Elle était donc présente en novembre dernier à Bakou pour une réunion qui n’a débouché que sur des avancées très modestes. Pas question pour autant de jeter le bébé avec l’eau du bain.

«Ces réunions sont capitales, estime la spécialiste. Elles permettent de définir les grands objectifs qui vont façonner notre cadre de vie futur. Parfois, on parvient à imposer des normes complémentaires ou de nouvelles prescriptions comme ce fut le cas à Dubaï l’an dernier au sujet des énergies fossiles. Et parfois, on échoue comme cette année, où les négociations n’ont abouti quasiment à rien. Il faut peut-être en changer le format, réduire la charge psychologique et morale qui pèse sur ces sommets, qui peuvent donner l’impression que si la planète brûle, c’est uniquement la faute des grands dirigeants mondiaux. Mais ce qui est certain, c’est que si on arrête tout demain, les premiers à s’en réjouir seront les grandes industries du pétrole qui n’auront plus d’incitation à revoir leurs investissements. Il n’y aura plus d’objectifs planétaires de température, plus de prise en compte sérieuse à un tel niveau de ce qui est en train de nous arriver. Cela reviendra à casser le thermomètre de la planète.»

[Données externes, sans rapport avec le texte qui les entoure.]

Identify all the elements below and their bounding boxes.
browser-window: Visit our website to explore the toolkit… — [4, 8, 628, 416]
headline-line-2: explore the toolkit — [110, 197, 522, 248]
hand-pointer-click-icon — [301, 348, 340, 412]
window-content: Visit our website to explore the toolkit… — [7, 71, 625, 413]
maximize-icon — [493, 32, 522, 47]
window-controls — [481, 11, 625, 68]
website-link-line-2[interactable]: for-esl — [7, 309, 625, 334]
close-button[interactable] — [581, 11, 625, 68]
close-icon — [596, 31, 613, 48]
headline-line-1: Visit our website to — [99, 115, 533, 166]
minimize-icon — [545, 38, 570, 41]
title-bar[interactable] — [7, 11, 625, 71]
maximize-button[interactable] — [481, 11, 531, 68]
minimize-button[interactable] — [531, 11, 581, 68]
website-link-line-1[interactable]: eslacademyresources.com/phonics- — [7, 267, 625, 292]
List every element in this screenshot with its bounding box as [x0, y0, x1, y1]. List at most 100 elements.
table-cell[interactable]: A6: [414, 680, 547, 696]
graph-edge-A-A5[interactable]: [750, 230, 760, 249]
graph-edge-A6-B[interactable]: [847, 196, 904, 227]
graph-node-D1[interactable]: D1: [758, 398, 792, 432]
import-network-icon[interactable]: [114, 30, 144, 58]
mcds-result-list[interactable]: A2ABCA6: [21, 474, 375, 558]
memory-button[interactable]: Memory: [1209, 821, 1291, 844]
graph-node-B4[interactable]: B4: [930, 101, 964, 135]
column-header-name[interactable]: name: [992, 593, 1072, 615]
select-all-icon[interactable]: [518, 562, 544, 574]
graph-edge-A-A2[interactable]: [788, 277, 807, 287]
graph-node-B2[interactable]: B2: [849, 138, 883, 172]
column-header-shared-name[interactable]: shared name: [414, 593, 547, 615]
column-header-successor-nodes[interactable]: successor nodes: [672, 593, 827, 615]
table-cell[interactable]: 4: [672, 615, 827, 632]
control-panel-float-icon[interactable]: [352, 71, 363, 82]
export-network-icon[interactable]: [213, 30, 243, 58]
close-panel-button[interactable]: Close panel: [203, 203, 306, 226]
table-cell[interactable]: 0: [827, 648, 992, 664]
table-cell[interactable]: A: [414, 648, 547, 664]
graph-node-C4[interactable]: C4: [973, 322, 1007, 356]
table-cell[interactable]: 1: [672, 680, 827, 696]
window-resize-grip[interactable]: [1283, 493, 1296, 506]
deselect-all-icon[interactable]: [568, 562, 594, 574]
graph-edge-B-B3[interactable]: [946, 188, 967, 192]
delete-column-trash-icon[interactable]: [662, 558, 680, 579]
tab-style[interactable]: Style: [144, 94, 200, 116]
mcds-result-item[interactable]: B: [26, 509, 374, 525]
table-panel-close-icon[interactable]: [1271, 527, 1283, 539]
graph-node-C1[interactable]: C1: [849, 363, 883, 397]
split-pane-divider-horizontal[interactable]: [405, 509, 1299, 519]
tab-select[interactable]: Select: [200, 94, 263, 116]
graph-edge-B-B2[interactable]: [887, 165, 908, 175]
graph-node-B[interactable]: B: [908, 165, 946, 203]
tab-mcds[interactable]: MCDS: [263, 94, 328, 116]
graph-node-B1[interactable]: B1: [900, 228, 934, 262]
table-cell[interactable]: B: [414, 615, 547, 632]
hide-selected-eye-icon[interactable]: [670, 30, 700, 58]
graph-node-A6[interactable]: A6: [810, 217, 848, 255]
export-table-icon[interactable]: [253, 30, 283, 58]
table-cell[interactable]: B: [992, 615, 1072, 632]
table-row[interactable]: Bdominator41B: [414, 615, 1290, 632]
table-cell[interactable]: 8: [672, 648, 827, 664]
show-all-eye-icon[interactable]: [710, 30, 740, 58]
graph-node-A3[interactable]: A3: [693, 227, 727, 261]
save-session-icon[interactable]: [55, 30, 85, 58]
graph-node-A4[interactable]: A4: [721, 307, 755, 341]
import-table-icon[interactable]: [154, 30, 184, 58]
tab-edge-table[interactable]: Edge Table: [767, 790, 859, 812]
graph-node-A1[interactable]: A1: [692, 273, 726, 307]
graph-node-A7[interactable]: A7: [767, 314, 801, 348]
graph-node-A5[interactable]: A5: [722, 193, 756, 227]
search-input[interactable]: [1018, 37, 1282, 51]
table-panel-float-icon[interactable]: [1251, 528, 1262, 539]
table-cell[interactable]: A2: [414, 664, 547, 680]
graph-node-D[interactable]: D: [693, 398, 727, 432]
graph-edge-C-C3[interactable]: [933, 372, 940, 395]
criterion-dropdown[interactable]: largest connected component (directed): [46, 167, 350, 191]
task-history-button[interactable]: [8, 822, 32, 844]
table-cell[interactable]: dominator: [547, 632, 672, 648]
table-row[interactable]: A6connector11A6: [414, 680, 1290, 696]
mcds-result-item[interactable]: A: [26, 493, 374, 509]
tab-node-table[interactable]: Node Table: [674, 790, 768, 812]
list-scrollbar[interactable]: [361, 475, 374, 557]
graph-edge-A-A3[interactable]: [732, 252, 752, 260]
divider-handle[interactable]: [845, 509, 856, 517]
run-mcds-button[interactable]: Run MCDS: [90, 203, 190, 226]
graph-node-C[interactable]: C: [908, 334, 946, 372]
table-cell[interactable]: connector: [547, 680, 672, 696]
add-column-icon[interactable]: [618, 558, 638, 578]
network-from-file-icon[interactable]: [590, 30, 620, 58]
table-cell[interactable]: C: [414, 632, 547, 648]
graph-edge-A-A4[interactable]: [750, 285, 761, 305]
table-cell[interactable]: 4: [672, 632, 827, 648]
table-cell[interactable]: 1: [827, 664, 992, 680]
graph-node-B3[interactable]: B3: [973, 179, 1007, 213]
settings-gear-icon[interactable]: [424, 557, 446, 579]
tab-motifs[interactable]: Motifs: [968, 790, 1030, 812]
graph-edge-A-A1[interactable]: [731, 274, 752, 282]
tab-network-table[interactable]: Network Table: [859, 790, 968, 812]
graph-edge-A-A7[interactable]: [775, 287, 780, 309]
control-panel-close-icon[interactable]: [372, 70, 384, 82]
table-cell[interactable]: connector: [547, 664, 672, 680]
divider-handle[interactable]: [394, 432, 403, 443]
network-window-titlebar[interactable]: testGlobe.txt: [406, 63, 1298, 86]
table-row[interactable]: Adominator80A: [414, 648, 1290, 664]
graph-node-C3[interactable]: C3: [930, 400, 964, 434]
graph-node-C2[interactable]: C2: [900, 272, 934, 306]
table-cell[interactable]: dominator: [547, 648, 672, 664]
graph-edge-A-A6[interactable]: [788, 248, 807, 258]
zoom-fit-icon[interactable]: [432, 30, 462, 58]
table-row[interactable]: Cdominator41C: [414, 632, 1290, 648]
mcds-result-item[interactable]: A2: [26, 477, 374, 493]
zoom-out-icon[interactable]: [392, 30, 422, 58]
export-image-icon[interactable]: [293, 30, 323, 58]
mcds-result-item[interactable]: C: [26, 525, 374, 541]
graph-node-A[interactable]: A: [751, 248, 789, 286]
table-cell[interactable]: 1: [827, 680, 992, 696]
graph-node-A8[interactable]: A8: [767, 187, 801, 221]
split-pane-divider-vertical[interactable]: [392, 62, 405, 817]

La solution par les villes

C’est d’autant plus vrai qu’à défaut de résoudre la question climatique par le haut, les COP permettent de donner un cap assez clair à l’action au niveau local et plus particulièrement à celle des centres urbains, qui constituent aujourd’hui le principal moteur de la transition énergétique. Et c’est précisément sur ce point que Géraldine Pflieger va concentrer une grande partie de ses efforts au cours des deux prochaines années. Désignée à la suite d’un appel à candidature ayant rassemblé plus de 1600 candidat-es à l’échelle globale, elle sera en effet, à partir du printemps prochain, la première représentante de l’UNIGE issue des sciences sociales à rejoindre le GIEC et la seule scientifique suisse participant en tant qu’auteure principale au rapport portant sur les villes et le changement climatique dont la publication est prévue pour 2027.

Le défi est de taille mais s’annonce passionnant. «Le potentiel d’action est énorme, assène Géraldine Pflieger, puisque d’ici à 2050, 75% des émissions de CO2 seront concentrées dans les villes. L’objectif du GIEC avec ce rapport est de trouver un mode d’action approprié pour les différentes régions du monde en fonction de leurs spécificités avec un discours très orienté vers la pratique. Le chapitre sur lequel je vais plus spécifiquement travailler porte sur l’adaptation des solutions proposées à la nature même des centres urbains, qu’ils soient dans des zones humides ou arides, dans des pays développés ou non, dans une zone côtière ou une région de montagne.»

Dans l’intervalle, la maire de Saint-Gingolph, dont le troisième et dernier mandat prendra fin début 2026, sera peut-être parvenue à réaliser un objectif plus personnel qu’elle poursuit maintenant depuis plusieurs années: celui de rendre vie à la ligne ferroviaire dite du Tonkin reliant sa commune à la ville voisine d’Évian et dont les rails désaffectés passent juste devant l’ancienne gare du village, où elle vit avec sa famille.

«Le potentiel économique et la faisabilité technique du projet sont attestés, estime-t-elle. Il ne manque plus que le financement. Et si tout se passe comme prévu, on verra repasser des trains devant chez nous dans le courant des années 2030.»